As stated before, millennials value connection, so during a time of social distancing and limited interaction, it's very beneficial for young professionals to have someone outside of their personal lives help them make career decisions and offer advice backed by relevant experience.

Build Long-Lasting Professional Relationships

One of the best assets of joining a professional association is the ability to build relationships with industry professionals outside of immediate peers. Mentor programs give young professionals the opportunity to create these kinds of connections that last beyond the mentorships end date to stay connected within the industry, as well as outside.

Millennials value relationships where they are challenged, supported and feel comfortable discussing their career options. Most of all, millennials want to feel they belong, which reinforces the idea of togetherness. This will be a major selling point for recruiting and retaining millennial members so be sure any promotional material conveys this benefit clearly.

Opportunity to Become a Mentor

Another value of millennials is personal fulfillment. This trait has a high premium placed on it and will also be a major selling point of membership. Millennials already have an interest in forming connections and relationships with peers, so promoting the idea of becoming a mentor to pass along their knowledge someday will spark their interest even more. If they have a positive experience as a mentee, it will reinforce their decision to have joined in the first place and make them a reputable source for recruiting members when their time to mentor comes.

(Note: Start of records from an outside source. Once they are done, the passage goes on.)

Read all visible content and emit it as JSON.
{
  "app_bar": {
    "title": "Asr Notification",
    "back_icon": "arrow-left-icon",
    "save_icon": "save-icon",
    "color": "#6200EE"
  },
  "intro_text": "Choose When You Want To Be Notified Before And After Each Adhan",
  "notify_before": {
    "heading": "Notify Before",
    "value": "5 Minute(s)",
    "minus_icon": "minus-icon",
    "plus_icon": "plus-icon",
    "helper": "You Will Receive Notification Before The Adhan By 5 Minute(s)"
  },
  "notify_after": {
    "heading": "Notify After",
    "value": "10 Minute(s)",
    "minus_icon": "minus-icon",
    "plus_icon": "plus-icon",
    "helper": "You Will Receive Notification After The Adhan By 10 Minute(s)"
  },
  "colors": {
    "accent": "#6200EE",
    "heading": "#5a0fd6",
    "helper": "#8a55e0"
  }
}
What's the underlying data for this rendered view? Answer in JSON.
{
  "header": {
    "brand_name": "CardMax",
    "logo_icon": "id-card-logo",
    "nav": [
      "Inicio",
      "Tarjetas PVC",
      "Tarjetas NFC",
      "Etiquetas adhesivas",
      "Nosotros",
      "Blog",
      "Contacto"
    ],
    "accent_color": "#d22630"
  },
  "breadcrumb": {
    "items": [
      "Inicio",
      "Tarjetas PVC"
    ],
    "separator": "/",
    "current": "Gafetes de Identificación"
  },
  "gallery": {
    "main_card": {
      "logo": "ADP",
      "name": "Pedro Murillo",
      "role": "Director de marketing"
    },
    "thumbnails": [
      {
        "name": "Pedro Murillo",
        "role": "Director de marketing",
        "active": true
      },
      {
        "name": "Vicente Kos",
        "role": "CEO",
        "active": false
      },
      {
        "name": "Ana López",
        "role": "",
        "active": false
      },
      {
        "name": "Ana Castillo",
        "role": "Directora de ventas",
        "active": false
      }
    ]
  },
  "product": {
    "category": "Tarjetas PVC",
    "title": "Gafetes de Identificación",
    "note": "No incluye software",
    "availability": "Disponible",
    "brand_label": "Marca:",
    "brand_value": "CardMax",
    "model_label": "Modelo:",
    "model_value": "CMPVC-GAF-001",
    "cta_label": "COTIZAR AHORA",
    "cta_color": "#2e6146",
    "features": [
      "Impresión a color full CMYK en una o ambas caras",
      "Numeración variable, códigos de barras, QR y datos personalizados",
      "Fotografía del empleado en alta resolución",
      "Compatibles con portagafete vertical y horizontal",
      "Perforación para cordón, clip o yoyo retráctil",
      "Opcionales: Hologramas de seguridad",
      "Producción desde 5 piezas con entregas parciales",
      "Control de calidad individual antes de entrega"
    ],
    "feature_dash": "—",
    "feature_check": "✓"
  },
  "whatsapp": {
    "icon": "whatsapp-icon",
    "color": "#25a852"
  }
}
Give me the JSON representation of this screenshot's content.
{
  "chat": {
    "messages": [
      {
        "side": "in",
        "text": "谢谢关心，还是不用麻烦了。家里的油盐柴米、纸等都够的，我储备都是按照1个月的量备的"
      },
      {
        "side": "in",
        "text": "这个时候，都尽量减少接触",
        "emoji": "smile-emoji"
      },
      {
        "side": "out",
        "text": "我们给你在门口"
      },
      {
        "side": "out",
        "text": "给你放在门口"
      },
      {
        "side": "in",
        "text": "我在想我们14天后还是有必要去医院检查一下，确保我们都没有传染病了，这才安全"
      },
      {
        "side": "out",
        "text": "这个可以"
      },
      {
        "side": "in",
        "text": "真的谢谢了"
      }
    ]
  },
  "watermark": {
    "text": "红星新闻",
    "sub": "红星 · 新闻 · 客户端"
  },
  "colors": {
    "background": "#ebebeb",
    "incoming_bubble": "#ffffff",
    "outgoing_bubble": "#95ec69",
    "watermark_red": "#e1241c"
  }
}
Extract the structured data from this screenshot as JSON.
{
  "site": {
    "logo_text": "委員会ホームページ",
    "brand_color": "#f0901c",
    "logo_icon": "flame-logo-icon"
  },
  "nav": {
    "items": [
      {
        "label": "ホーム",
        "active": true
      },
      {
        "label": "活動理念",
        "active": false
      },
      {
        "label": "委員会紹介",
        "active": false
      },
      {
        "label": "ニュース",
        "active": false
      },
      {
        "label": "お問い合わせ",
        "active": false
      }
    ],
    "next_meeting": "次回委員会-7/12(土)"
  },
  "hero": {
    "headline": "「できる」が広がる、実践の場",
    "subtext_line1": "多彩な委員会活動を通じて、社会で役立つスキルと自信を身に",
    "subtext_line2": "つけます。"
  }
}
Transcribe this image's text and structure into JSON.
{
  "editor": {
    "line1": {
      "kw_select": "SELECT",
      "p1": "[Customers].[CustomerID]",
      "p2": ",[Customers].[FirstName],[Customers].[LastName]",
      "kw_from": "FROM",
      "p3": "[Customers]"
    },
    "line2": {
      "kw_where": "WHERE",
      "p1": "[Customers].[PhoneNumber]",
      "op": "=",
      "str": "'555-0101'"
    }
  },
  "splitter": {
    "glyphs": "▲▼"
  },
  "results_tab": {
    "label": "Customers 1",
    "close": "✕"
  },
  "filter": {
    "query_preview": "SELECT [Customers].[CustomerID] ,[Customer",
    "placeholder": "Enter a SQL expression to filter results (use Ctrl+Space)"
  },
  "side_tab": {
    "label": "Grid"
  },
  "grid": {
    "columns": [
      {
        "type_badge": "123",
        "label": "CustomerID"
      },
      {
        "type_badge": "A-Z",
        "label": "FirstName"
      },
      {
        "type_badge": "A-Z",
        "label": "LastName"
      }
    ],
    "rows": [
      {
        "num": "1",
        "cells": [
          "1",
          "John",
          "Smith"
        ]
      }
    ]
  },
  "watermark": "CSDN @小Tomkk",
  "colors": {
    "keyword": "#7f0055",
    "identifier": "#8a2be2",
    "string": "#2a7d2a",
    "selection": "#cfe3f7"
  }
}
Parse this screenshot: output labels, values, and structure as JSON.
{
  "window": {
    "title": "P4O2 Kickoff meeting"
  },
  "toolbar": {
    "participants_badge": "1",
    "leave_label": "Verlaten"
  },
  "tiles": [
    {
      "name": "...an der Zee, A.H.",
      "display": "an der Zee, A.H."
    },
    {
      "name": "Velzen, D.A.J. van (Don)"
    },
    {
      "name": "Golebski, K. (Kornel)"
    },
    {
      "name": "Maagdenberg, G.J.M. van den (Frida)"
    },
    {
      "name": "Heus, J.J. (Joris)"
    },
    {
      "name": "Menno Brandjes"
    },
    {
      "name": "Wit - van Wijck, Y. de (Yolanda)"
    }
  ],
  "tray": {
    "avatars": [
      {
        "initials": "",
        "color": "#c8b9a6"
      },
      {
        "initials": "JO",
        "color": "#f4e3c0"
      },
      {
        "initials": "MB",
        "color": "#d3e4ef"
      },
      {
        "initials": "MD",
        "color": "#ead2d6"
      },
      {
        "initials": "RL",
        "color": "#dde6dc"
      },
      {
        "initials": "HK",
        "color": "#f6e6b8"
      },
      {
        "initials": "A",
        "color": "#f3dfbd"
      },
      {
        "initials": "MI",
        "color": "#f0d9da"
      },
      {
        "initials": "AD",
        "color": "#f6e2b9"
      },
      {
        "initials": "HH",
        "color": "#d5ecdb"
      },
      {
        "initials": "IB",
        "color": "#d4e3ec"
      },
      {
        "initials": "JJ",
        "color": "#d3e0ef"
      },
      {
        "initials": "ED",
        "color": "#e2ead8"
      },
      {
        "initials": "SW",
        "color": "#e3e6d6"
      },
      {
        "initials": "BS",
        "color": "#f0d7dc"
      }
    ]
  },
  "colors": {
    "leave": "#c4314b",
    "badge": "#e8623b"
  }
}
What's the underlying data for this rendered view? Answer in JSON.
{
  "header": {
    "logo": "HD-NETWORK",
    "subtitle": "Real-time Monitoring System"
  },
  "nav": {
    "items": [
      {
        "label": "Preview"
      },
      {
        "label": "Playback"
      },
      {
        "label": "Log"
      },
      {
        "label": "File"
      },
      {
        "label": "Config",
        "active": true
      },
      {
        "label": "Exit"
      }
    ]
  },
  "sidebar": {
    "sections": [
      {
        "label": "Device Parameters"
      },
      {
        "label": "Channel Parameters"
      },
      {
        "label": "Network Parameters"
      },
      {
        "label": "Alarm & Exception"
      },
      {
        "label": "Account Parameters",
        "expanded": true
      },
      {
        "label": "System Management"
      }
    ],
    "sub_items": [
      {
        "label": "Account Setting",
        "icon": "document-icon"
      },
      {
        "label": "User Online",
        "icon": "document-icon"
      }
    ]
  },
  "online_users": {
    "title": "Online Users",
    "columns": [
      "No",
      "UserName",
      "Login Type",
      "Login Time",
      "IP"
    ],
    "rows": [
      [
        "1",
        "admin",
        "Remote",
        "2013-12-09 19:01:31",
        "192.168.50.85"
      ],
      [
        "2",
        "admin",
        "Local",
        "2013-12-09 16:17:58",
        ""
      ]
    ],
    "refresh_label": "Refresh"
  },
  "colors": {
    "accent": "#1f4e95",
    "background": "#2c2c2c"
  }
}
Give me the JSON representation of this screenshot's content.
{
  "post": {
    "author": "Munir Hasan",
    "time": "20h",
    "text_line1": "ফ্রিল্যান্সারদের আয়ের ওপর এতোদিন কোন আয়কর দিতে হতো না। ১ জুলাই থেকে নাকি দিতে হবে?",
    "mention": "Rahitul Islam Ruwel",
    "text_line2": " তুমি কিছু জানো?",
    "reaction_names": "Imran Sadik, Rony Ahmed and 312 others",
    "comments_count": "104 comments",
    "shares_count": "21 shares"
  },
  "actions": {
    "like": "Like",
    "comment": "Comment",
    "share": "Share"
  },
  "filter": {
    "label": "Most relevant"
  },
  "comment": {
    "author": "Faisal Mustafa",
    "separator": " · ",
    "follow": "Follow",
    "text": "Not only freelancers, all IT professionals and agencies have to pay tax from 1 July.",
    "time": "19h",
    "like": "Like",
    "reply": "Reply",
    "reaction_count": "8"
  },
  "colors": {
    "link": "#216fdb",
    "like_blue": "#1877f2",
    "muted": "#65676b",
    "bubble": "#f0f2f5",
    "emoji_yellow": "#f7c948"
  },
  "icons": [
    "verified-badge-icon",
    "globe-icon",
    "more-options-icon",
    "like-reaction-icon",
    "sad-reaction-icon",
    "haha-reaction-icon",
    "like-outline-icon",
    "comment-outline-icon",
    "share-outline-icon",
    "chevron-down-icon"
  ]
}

Becoming a mentor is an unparalleled experience for young professionals during this time. With the unique experiences and technological advancements millennials have seen over their lifetime, their ability to spread knowledge and guidance to the even younger generations will be unmatched.

Millennials may seem like tough cases to crack due to their skepticism, but when you fully understand their values and expectations, you will be able to communicate effectively and share how beneficial your membership can be to them. Remember to use proper communication channels, like social media and email, to highlight how their values align with your mentor program to recruit and retain millennial members consistently.